Decisions over employment status not only give rise to rights for the workers, but may also extend the reach of PAYE and the 13.8% NI Class 1 contributions, from which employers may previously have thought they were exempt.
A recent (2017) case in the First Tier Tax Tribunal (Dhillon)against a haulage firm determined that the firm’s lorry drivers were employed earners and therefore NICs were payable and PAYE applied. The firm had kept arrangements deliberately vague and unwritten and left it up to their customers to vet, approve and control the drivers. The tried and tested principle of "control" was therefore inconclusive, though the Tribunal was persuaded that the drivers were clearly not in business on their own account.
However, the Tax Tribunal noted this this was a marginal case and that an application of the standard tests did not produce a clear result. Instead, it applied the "overall" test common in tax cases and looked at the accumulation of detail to decide what picture it painted. Looking at the overall picture, the tribunal decided that the firm was clearly business savvy despite having kept arrangements uncomplicated. The relationship was one in which the firm was very much “the boss”, and led the tribunal to conclude that there was ‘mutuality of obligation’ in relation to each separate engagement. Despite the absence of an overarching global mutuality in between engagements, which is needed to establish continuity of employment and the ensuing employment rights, nonetheless the tax Tribunal found that the arrangement gave rise to a contract of service in tax terms, and therefore PAYE and Class 1 contributions.
So, what’s new? The answer is very little. The three pillars of employment status - control, personal service and mutuality of obligation - established decades ago in the case of Ready Mixed Concrete still have their place, and a very important place at that. However, the judgments in the cases of Dewhurst and Dhillon in particular, suggest that while a checklist analysis may still be employed, it won't be at the cost of a more impressionistic overview of the reality of the relationship.
Where does this leave businesses engaging thousands upon thousands of "gig-ees" or merely one or two putative self-employed contractors?

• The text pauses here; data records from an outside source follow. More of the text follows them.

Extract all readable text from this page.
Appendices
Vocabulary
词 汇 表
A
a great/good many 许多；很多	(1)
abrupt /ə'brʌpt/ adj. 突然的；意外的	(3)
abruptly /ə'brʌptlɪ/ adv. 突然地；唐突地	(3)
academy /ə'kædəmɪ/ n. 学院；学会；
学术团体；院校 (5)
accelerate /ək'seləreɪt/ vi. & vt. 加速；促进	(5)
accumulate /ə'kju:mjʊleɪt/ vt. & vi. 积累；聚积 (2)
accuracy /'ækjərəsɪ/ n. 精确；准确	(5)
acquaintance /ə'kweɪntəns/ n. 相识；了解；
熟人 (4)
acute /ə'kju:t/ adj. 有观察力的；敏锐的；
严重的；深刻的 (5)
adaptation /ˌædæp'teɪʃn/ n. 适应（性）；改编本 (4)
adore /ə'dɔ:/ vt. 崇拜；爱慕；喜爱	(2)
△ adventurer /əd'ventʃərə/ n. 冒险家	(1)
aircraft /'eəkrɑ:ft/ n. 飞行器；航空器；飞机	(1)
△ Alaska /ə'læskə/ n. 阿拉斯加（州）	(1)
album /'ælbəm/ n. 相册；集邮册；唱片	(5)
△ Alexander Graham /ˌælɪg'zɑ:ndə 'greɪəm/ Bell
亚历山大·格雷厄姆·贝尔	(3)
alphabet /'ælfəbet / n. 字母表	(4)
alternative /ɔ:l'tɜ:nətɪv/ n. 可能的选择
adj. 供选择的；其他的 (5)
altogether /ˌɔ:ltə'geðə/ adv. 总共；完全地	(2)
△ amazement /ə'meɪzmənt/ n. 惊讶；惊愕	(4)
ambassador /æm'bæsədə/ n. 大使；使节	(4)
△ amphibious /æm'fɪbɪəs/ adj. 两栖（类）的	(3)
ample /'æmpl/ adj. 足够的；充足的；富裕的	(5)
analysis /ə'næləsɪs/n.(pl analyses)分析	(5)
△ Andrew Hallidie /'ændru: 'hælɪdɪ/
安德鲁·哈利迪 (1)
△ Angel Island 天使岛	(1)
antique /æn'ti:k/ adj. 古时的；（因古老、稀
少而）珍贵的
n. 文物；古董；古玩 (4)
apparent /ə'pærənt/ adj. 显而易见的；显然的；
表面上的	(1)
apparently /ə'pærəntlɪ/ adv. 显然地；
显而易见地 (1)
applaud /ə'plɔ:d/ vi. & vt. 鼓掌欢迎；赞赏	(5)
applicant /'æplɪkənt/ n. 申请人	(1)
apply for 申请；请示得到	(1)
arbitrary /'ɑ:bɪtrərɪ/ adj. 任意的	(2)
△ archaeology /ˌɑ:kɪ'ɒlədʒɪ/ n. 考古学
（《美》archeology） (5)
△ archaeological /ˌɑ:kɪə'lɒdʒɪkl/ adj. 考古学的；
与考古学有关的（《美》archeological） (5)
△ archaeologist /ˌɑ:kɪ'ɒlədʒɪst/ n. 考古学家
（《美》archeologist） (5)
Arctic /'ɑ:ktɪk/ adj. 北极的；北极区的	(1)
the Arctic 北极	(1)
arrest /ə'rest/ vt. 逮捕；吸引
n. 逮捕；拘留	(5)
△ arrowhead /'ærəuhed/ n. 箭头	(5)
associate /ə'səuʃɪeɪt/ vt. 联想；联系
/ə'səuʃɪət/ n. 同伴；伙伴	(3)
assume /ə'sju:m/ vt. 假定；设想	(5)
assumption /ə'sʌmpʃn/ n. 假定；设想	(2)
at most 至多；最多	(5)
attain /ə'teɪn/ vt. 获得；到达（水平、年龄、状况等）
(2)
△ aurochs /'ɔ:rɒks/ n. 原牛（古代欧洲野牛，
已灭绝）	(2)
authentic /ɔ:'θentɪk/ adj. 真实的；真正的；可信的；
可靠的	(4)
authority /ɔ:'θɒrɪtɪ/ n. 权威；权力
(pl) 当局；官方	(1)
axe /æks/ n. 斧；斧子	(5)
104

If you’re an employer operating in the gig economy, then know that the Tribunals and HMRC are live to the problems this emerging economy presents in terms of determining employment status, and they are prepared to adapt well established legal protections accordingly. After all, the rich pickings of PAYE and a further 13.8% tax take in the form of NICs are surely far too tempting for HMRC to resist. A degree of regulation is no doubt required, and once the Taylor Review (BEIS’s Independent Review of Employment Practices in the Modern Economy launched before the election) and the Office of Tax Simplification’s focus paper on tax issues in the gig economy are published, the direction of the Government’s travel on the issue of regulation will hopefully become clear.
If you’re a business engaging just one or two contractors on a seemingly casual or self-employed basis, then the principles reinforced by these recent cases - albeit in the context of the gig economy - will also apply to you. The best advice would be to review your existing arrangements on a case-by-case basis to assess the risk.
In terms of future engagements, the clear lesson from the various courts and tribunals is to avoid relying too heavily on carefully crafted documents intended to dodge issues such as personal service. This is shown in the Uber case, where the judge was disparaging of the lengths that Uber had gone to in trying to disguise the true nature of the status of its drivers. Finally, businesses should not assume that being deliberately vague and informal will be ambiguous enough to belie any inequality of bargaining power between the parties.